— Я исправлюсь. Только скажи мне... — Фред осекся на полуслове, раздавленный открытием, что все сказанное Джеймсом чистая правда.

Джеймс на миг зажмурил глаза, потом поднялся.

— Мне пора.

— Не уходи, прошу тебя, — прошептал Фред и схватил Джеймса за руку.

— Я больше не могу. Я не могу больше решать за тебя, как тебе жить. Я сам почти разучился это делать. — Джеймс поколебался. — Послушай, в Орионовском колледже есть один преподаватель кулинарии, Стив... он еще заходит к тебе в магазин обсудить рецепты... советую тебе познакомиться с ним поближе. Ты ему нравишься.

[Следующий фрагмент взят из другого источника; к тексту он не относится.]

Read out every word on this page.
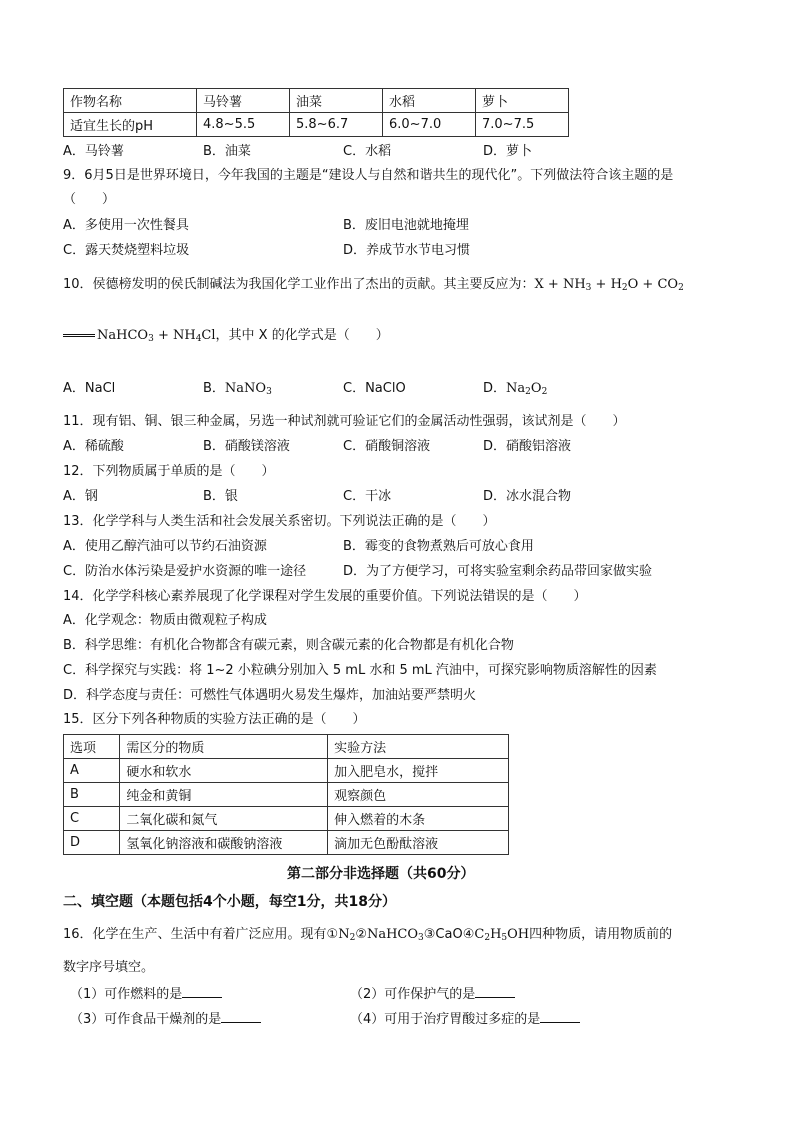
作物名称	马铃薯	油菜	水稻	萝卜
适宜生长的pH	4.8~5.5	5.8~6.7	6.0~7.0	7.0~7.5
A．马铃薯	B．油菜	C．水稻	D．萝卜
9．6月5日是世界环境日，今年我国的主题是“建设人与自然和谐共生的现代化”。下列做法符合该主题的是
（　　）
A．多使用一次性餐具	B．废旧电池就地掩埋
C．露天焚烧塑料垃圾	D．养成节水节电习惯
10．侯德榜发明的侯氏制碱法为我国化学工业作出了杰出的贡献。其主要反应为：$X + NH_3 + H_2O + CO_2$
NaHCO$_3$ + $NH_4Cl$，其中 X 的化学式是（　　）
A．NaCl	B．NaNO$_3$	C．NaClO	D．$Na_2O_2$
11．现有铝、铜、银三种金属，另选一种试剂就可验证它们的金属活动性强弱，该试剂是（　　）
A．稀硫酸	B．硝酸镁溶液	C．硝酸铜溶液	D．硝酸铝溶液
12．下列物质属于单质的是（　　）
A．钢	B．银	C．干冰	D．冰水混合物
13．化学学科与人类生活和社会发展关系密切。下列说法正确的是（　　）
A．使用乙醇汽油可以节约石油资源	B．霉变的食物煮熟后可放心食用
C．防治水体污染是爱护水资源的唯一途径	D．为了方便学习，可将实验室剩余药品带回家做实验
14．化学学科核心素养展现了化学课程对学生发展的重要价值。下列说法错误的是（　　）
A．化学观念：物质由微观粒子构成
B．科学思维：有机化合物都含有碳元素，则含碳元素的化合物都是有机化合物
C．科学探究与实践：将 1~2 小粒碘分别加入 5 mL 水和 5 mL 汽油中，可探究影响物质溶解性的因素
D．科学态度与责任：可燃性气体遇明火易发生爆炸，加油站要严禁明火
15．区分下列各种物质的实验方法正确的是（　　）
选项	需区分的物质	实验方法
A	硬水和软水	加入肥皂水，搅拌
B	纯金和黄铜	观察颜色
C	二氧化碳和氮气	伸入燃着的木条
D	氢氧化钠溶液和碳酸钠溶液	滴加无色酚酞溶液
第二部分非选择题（共60分）
二、填空题（本题包括4个小题，每空1分，共18分）
16．化学在生产、生活中有着广泛应用。现有$①N_2②NaHCO_3③CaO④C_2H_5OH$四种物质，请用物质前的
数字序号填空。
（1）可作燃料的是	（2）可作保护气的是
（3）可作食品干燥剂的是	（4）可用于治疗胃酸过多症的是
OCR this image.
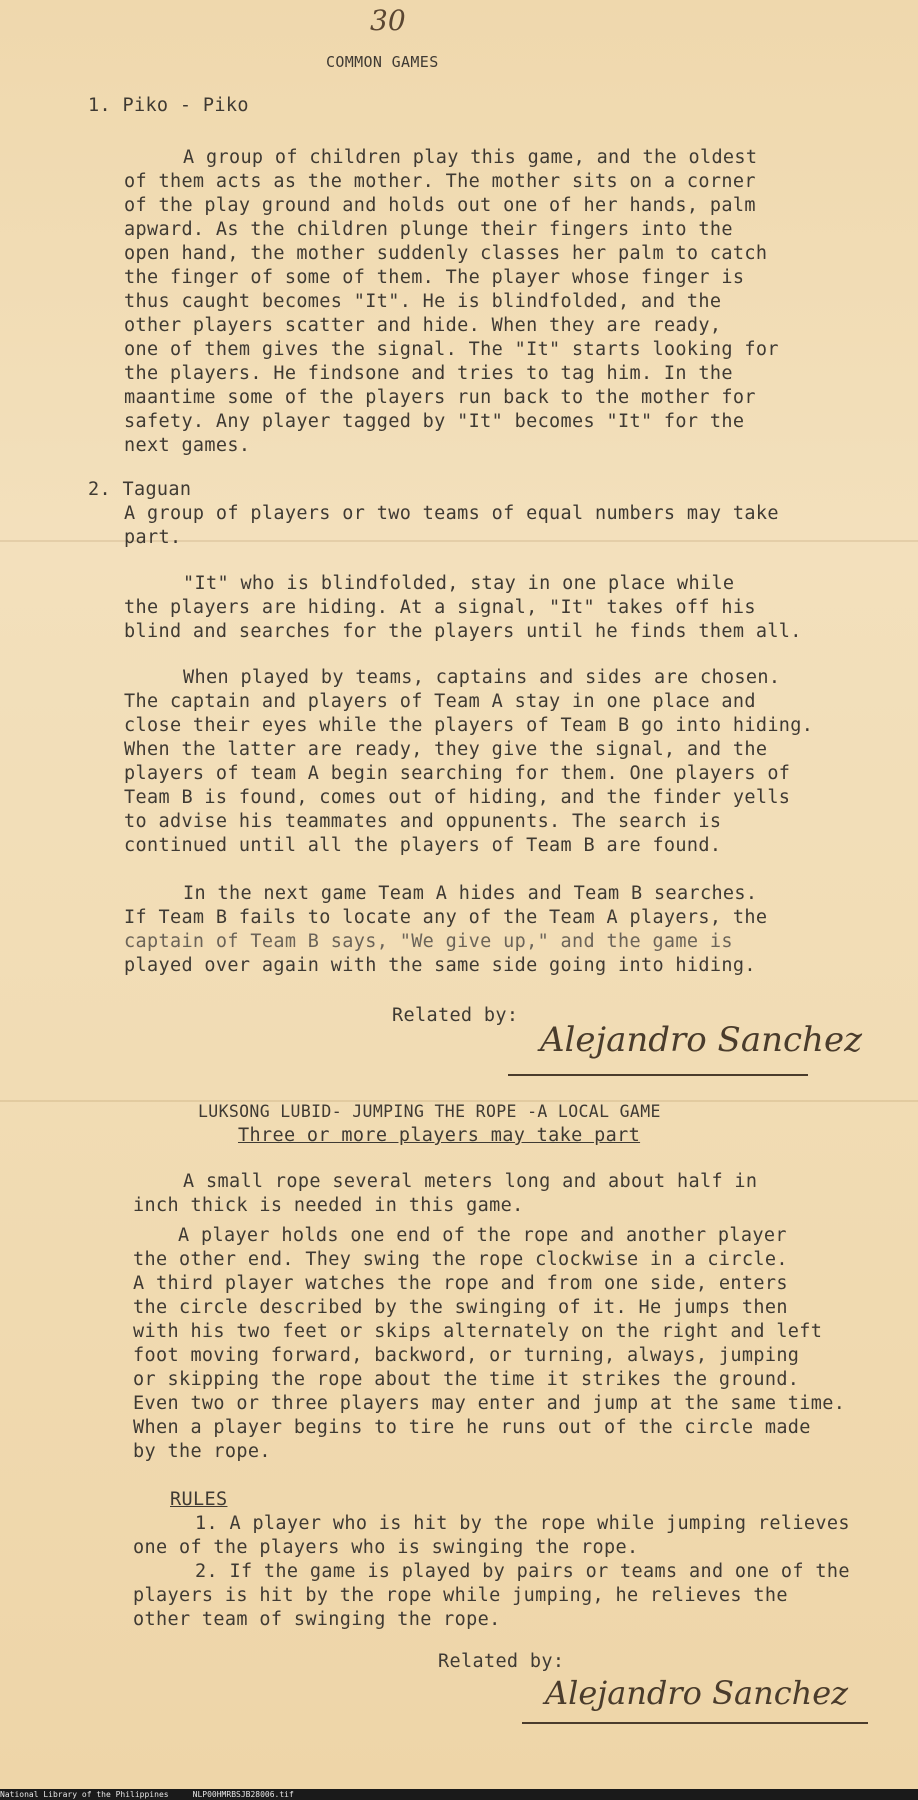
30
COMMON GAMES
1. Piko - Piko
A group of children play this game, and the oldest
of them acts as the mother. The mother sits on a corner
of the play ground and holds out one of her hands, palm
apward. As the children plunge their fingers into the
open hand, the mother suddenly classes her palm to catch
the finger of some of them. The player whose finger is
thus caught becomes "It". He is blindfolded, and the
other players scatter and hide. When they are ready,
one of them gives the signal. The "It" starts looking for
the players. He findsone and tries to tag him. In the
maantime some of the players run back to the mother for
safety. Any player tagged by "It" becomes "It" for the
next games.
2. Taguan
A group of players or two teams of equal numbers may take
part.
"It" who is blindfolded, stay in one place while
the players are hiding. At a signal, "It" takes off his
blind and searches for the players until he finds them all.
When played by teams, captains and sides are chosen.
The captain and players of Team A stay in one place and
close their eyes while the players of Team B go into hiding.
When the latter are ready, they give the signal, and the
players of team A begin searching for them. One players of
Team B is found, comes out of hiding, and the finder yells
to advise his teammates and oppunents. The search is
continued until all the players of Team B are found.
In the next game Team A hides and Team B searches.
If Team B fails to locate any of the Team A players, the
captain of Team B says, "We give up," and the game is
played over again with the same side going into hiding.
Related by:
Alejandro Sanchez
LUKSONG LUBID- JUMPING THE ROPE -A LOCAL GAME
Three or more players may take part
A small rope several meters long and about half in
inch thick is needed in this game.
A player holds one end of the rope and another player
the other end. They swing the rope clockwise in a circle.
A third player watches the rope and from one side, enters
the circle described by the swinging of it. He jumps then
with his two feet or skips alternately on the right and left
foot moving forward, backword, or turning, always, jumping
or skipping the rope about the time it strikes the ground.
Even two or three players may enter and jump at the same time.
When a player begins to tire he runs out of the circle made
by the rope.
RULES
1. A player who is hit by the rope while jumping relieves
one of the players who is swinging the rope.
2. If the game is played by pairs or teams and one of the
players is hit by the rope while jumping, he relieves the
other team of swinging the rope.
Related by:
Alejandro Sanchez
National Library of the Philippines     NLP00HMRBSJB28006.tif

Фред уронил руки, и лицо у него стало такое, как будто его только что ударили под дых.

Не говоря больше ни слова, Джеймс медленно зашагал прочь, такой высокий, худой и долговязый, похожий на клоуна на ходулях.

Фреду оставалось лишь смотреть ему вслед.

— Раньше я любил слушать, о чем разговаривают в обеденный перерыв девочки-кассирши, — наконец произнес он негромко, ни к кому не обращаясь. Интересно, подумала Эванель, он вообще помнит о ее присутствии? — Я думал, они просто глупые девчонки, которые считают, что нет в мире большей беды, чем когда ты не можешь выкинуть из головы человека, который разлюбил тебя. Они вечно хотели понять: почему? Почему их разлюбили? Они говорили, что это так мучительно.

Ни слова не говоря, Фред развернулся и зашагал прочь.

Сидни в одиночестве сидела на траве на старом лоскутном одеяле бабушки Уэверли. Бэй обзавелась подружками на детской площадке, и Сидни расстелила одеяло неподалеку от их родных, чтобы Бэй могла поиграть с ребятишками в фиолетово-синих сумерках.

Эмма сидела в шезлонге в обществе каких-то незнакомых Сидни людей. Хантера-Джона нигде поблизости видно не было. Время от времени Эмма исподтишка поглядывала на Сидни, но больше никаких попыток пообщаться не делала. Странно было оказаться в такой близости от бывших друзей и обнаружить, что все они превратились в чужаков. В салоне у Сидни уже завязались приятельские отношения, но для того, чтобы они переросли в дружбу, требовалось время. История так быстро не делалась.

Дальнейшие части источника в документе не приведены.